Now I discover he was a grandfather...

It is with great personal sadness that we, the Collins Family, must inform the loyal followers of Linen on the Hedgerow, that our beautiful father, husband and grandfather, Richard Collins, has died peacefully at home this morning surrounded by those who loved him most.  He was blessed to receive the Last Rites and Holy Mass was celebrated in the Extraordinary Form at his bedside.  Please pray for the repose of his soul.

Eternal rest grant unto him O Lord and let perpetual light shine upon him.  May he rest in peace. Amen.

Pray for Richard and his family.

Requiem aeternam dona ei, Domine, et lux perpetua luceat ei!

The Listing Game

Blogged by James Preece 4 Months ago...

Sorry to plug the same blog twice in a row, but it's been a while since I saw anybody put together a good (or do I mean bad) list of problems with the Bishops of Eng;and and Wales...

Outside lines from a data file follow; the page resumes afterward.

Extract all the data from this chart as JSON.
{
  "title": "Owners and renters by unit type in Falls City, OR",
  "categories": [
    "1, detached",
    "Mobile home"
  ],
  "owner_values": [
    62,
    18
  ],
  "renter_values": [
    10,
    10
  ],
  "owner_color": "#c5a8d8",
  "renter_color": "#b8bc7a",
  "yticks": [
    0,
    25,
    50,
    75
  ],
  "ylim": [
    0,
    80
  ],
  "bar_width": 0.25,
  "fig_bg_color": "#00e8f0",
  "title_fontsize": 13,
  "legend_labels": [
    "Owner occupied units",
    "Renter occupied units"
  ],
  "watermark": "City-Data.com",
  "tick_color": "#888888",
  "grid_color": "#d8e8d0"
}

  • The failure to preach about Humanae Vitae, anywhere, ever, by almost anyone;
  • The continued promotion of The Tablet, as though it were a Catholic journal, despite its dissent from Humanae Vitae;
  • The Filochowski/Pendergast scandal, when +Crowley was prepared to celebrate a Mass in honour of the 25 year anniversary of a homosexual relationship - a Mass eventually celebrated by the then-Rector of Ushaw Seminary, and attended by the bishop;
  • The failure of the Conference to back up +Egan’s important statement that politicians who voted against Catholic teaching should repent before presenting themselves for Holy Communion; 
  • The way in which  ++Nichols supports the 'Queering The Church'-led LGBT Masses; and the fact that his only clear statement on the subject was to tell those who questioned this policy to 'hold their tongues;'
  • ++Nichols' saying that talking about sin was a misguided attempt to motivate people;
  • The failure of  CES to hold anything approaching a Catholic line, and the appointment to it of a man who as an MP had voted consistently in ways that are diametrically opposed to Catholic teaching on, for example, abortion, contraception, 'gay' relationships etc.;
  • The Conference’s stance in favour of Civil Partnerships, which, it seems to me, paved the way for the disaster of Same Sex ‘Marriage;’
  • Catholic Marriage Care offering relationship support to homosexual couples;
  • The failure to correct the public statements of people like Professor Beattie, when she opines that Catholics may, in good conscience, ignore the teaching of the Church on matters of sexual morality;
  • The episcopal silence as Cafod has drifted away from Catholic principles (eg redefining abstinence in ways that are far from Catholic, and promoting condoms);
  • Personal conversations I have had with various bishops; for example one bishop (now retired, when I lived in another diocese) who told me that the Catholic Schools couldn’t teach the Faith, because many parents didn’t follow it, and their children might think they were doing something wrong.
  • The hostility shown toward +O'Donoghue for his 'Fit for Mission' project: praised by the Vatican, he was disappointed by the response of his brother bishops;
  • The welcome extended to the dissenting group ACTA and the contrasting hostility displayed to those who seek to defend the traditional Faith;
  • The promotion of educational programmes that are at best deficient and at worst heretical for use in our schools;
  • The silence around the whole +Conry affair;
  • The silence when +Conry was denigrating Confession (and his many other misrepresentations of the Catholic Faith);
  • The fact that +Conry's deliberate failure to teach on sexual morality was not noticed - because he was not the only bishop to be refraining from such teaching;
  • The '+Conry shrug' (exemplified in the link in my last post, but also practiced by ++Nichols when asked whether the Church would eventually bless homosexual unions);
  • The equivocation we hear from so many bishops whenever we might expect a clear explanation of any difficult aspect of the Faith.

[link]

CC Father doesn't mention the Birmingham Three, the destruction of Maryvale, the Cardinal Vaughan school, Birmingham Diocese sex education program etc...

The list just goes on and on.

Which leads to the question CC Father himself asks: what are the faithful to do when they no longer trust many of their bishops?